I’ve just returned to Hanoi after about four weeks of crisscrossing Southeast Asia by air, and I’d like to take a moment to extol the virtues of Air Asia. I boarded nine Air Asia flights in twenty-six days: eight of the nine arrived early or on time (one was an hour late due to weather); check-ins were quick and hassle-free; gate agents and flight attendants were uniformly courteous and friendly; and most importantly, the average fare for those nine flights was a mere US$68.
I have to admit I’m always a bit wary of low-cost carriers. The term conjures images in my mind of sputtering prop-planes, terrified passengers clinging to chicken coops with blanched knuckles, carry-on luggage being devoured by goats come untethered, and gobs of freshly chewed gum smooshed over the holes in the fuselage. But Air Asia’s fleet consists of relatively young and spotless Airbus A320s — the majority of the fleet, and of which the average age is 1.2 years — A330s, and Boeing 737s.
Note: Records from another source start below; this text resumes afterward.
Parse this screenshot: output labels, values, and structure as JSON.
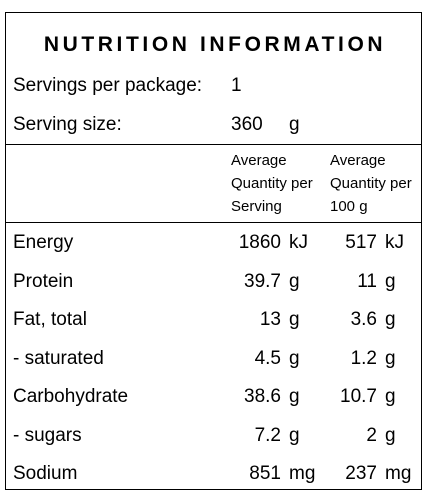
{
  "title": "NUTRITION INFORMATION",
  "servings": {
    "label": "Servings per package:",
    "value": "1"
  },
  "serving_size": {
    "label": "Serving size:",
    "value": "360",
    "unit": "g"
  },
  "columns": {
    "per_serving": [
      "Average",
      "Quantity per",
      "Serving"
    ],
    "per_100g": [
      "Average",
      "Quantity per",
      "100 g"
    ]
  },
  "rows": [
    {
      "label": "Energy",
      "serving": "1860",
      "serving_unit": "kJ",
      "per100": "517",
      "per100_unit": "kJ"
    },
    {
      "label": "Protein",
      "serving": "39.7",
      "serving_unit": "g",
      "per100": "11",
      "per100_unit": "g"
    },
    {
      "label": "Fat, total",
      "serving": "13",
      "serving_unit": "g",
      "per100": "3.6",
      "per100_unit": "g"
    },
    {
      "label": "- saturated",
      "serving": "4.5",
      "serving_unit": "g",
      "per100": "1.2",
      "per100_unit": "g"
    },
    {
      "label": "Carbohydrate",
      "serving": "38.6",
      "serving_unit": "g",
      "per100": "10.7",
      "per100_unit": "g"
    },
    {
      "label": "- sugars",
      "serving": "7.2",
      "serving_unit": "g",
      "per100": "2",
      "per100_unit": "g"
    },
    {
      "label": "Sodium",
      "serving": "851",
      "serving_unit": "mg",
      "per100": "237",
      "per100_unit": "mg"
    }
  ]
}
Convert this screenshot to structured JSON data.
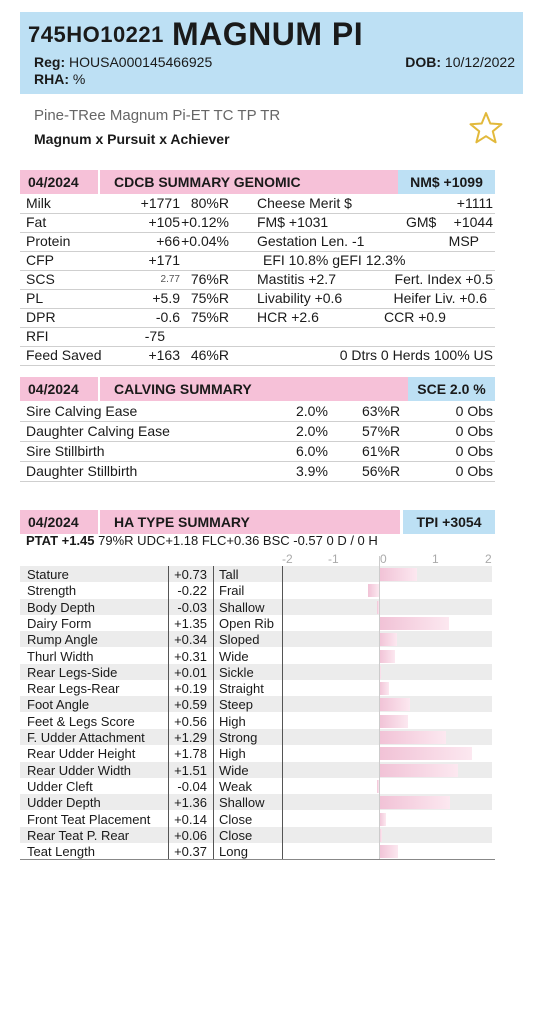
{
  "header": {
    "code": "745HO10221",
    "name": "MAGNUM PI",
    "reg_label": "Reg:",
    "reg_value": "HOUSA000145466925",
    "rha_label": "RHA:",
    "rha_value": "%",
    "dob_label": "DOB:",
    "dob_value": "10/12/2022"
  },
  "long_name": "Pine-TRee Magnum Pi-ET  TC TP TR",
  "pedigree": "Magnum x Pursuit x Achiever",
  "genomic": {
    "date": "04/2024",
    "title": "CDCB SUMMARY GENOMIC",
    "badge": "NM$ +1099",
    "rows": [
      {
        "label": "Milk",
        "value": "+1771",
        "rel": "80%R",
        "label2": "Cheese Merit $",
        "value2": "+1111"
      },
      {
        "label": "Fat",
        "value": "+105",
        "pct": "+0.12%",
        "label2": "FM$ +1031",
        "label3": "GM$",
        "value2": "+1044"
      },
      {
        "label": "Protein",
        "value": "+66",
        "pct": "+0.04%",
        "label2": "Gestation Len. -1",
        "value2": "MSP"
      },
      {
        "label": "CFP",
        "value": "+171",
        "label2": "EFI  10.8%  gEFI  12.3%"
      },
      {
        "label": "SCS",
        "value": "2.77",
        "rel": "76%R",
        "label2": "Mastitis  +2.7",
        "label3": "Fert. Index  +0.5"
      },
      {
        "label": "PL",
        "value": "+5.9",
        "rel": "75%R",
        "label2": "Livability  +0.6",
        "label3": "Heifer Liv.  +0.6"
      },
      {
        "label": "DPR",
        "value": "-0.6",
        "rel": "75%R",
        "label2": "HCR   +2.6",
        "label3": "CCR  +0.9"
      },
      {
        "label": "RFI",
        "value": "-75"
      },
      {
        "label": "Feed Saved",
        "value": "+163",
        "rel": "46%R",
        "value2": "0 Dtrs  0 Herds  100% US"
      }
    ]
  },
  "calving": {
    "date": "04/2024",
    "title": "CALVING SUMMARY",
    "badge": "SCE 2.0 %",
    "rows": [
      {
        "label": "Sire Calving Ease",
        "pct": "2.0%",
        "rel": "63%R",
        "obs": "0 Obs"
      },
      {
        "label": "Daughter Calving Ease",
        "pct": "2.0%",
        "rel": "57%R",
        "obs": "0 Obs"
      },
      {
        "label": "Sire Stillbirth",
        "pct": "6.0%",
        "rel": "61%R",
        "obs": "0 Obs"
      },
      {
        "label": "Daughter Stillbirth",
        "pct": "3.9%",
        "rel": "56%R",
        "obs": "0 Obs"
      }
    ]
  },
  "type": {
    "date": "04/2024",
    "title": "HA TYPE SUMMARY",
    "badge": "TPI +3054",
    "ptat_label": "PTAT +1.45",
    "ptat_rest": "79%R  UDC+1.18  FLC+0.36  BSC -0.57  0 D /  0 H",
    "axis_ticks": [
      "-2",
      "-1",
      "0",
      "1",
      "2"
    ]
  },
  "chart_data": {
    "type": "bar",
    "orientation": "horizontal",
    "xlim": [
      -2,
      2
    ],
    "categories": [
      "Stature",
      "Strength",
      "Body Depth",
      "Dairy Form",
      "Rump Angle",
      "Thurl Width",
      "Rear Legs-Side",
      "Rear Legs-Rear",
      "Foot Angle",
      "Feet & Legs Score",
      "F. Udder Attachment",
      "Rear Udder Height",
      "Rear Udder Width",
      "Udder Cleft",
      "Udder Depth",
      "Front Teat Placement",
      "Rear Teat P. Rear",
      "Teat Length"
    ],
    "value_labels": [
      "+0.73",
      "-0.22",
      "-0.03",
      "+1.35",
      "+0.34",
      "+0.31",
      "+0.01",
      "+0.19",
      "+0.59",
      "+0.56",
      "+1.29",
      "+1.78",
      "+1.51",
      "-0.04",
      "+1.36",
      "+0.14",
      "+0.06",
      "+0.37"
    ],
    "values": [
      0.73,
      -0.22,
      -0.03,
      1.35,
      0.34,
      0.31,
      0.01,
      0.19,
      0.59,
      0.56,
      1.29,
      1.78,
      1.51,
      -0.04,
      1.36,
      0.14,
      0.06,
      0.37
    ],
    "descriptors": [
      "Tall",
      "Frail",
      "Shallow",
      "Open Rib",
      "Sloped",
      "Wide",
      "Sickle",
      "Straight",
      "Steep",
      "High",
      "Strong",
      "High",
      "Wide",
      "Weak",
      "Shallow",
      "Close",
      "Close",
      "Long"
    ],
    "bar_color": "#f1c2d6"
  }
}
What are Air Asia’s drawbacks? Well, the concept is no-frills air travel, so if you want frills — weighty checked baggage, insurance to change or cancel your booking, refreshments on the plane, et al — you pay for them. But even with these additional charges thrown in it’s probably still cheaper to fly Air Asia than a major carrier. Also, there’s no assigned seating on Air Asia flights, so passengers tend to be annoyingly hypercompetitive about being first in line to board and leave the plane (you can avoid this hassle, however, by paying extra for “Xpress boarding” as well). There’s plenty of attempted line cutting and jostling for advantage, but if you’re in Asia, you’re probably accustomed to that.
There are of course other options for low-cost air travel in Southeast Asia, but Air Asia never gave me a reason to switch carriers, so I can’t comment on them from personal experience. You might try Jetstar in Vietnam, Tiger Airways in Singapore, or NokAir in Thailand, whose “We Fly Smile” motto is a wonderful example of the glorious Englibberish for which the Thai have an unmistakable genius. The list goes on.
Asia’s low-cost carriers are also economical way to reach Australia — if you book far in advance. A quick search on Tiger Airways turned up a Singapore-Perth flight in March 2009 for $146. On Air Asia X, a similar flight from Kuala Lumpur to Perth or Melbourne can be had for $222. Just something to keep in your back pocket.
Another option is to take advantage of Bangkok Airways’ Discovery Airpass, which prices most domestic routes in Thailand, Laos, and Cambodia at $60, and most international routes at $100 (long-haul flights at $150). In order to qualify for the Discovery Airpass, you have to book between three and six individual legs. However, the quoted fares exclude airport charges and other fees, so in the end you’ll probably still save money booking in bulk on a low-cost carrier.
Safe travels and thanks for reading!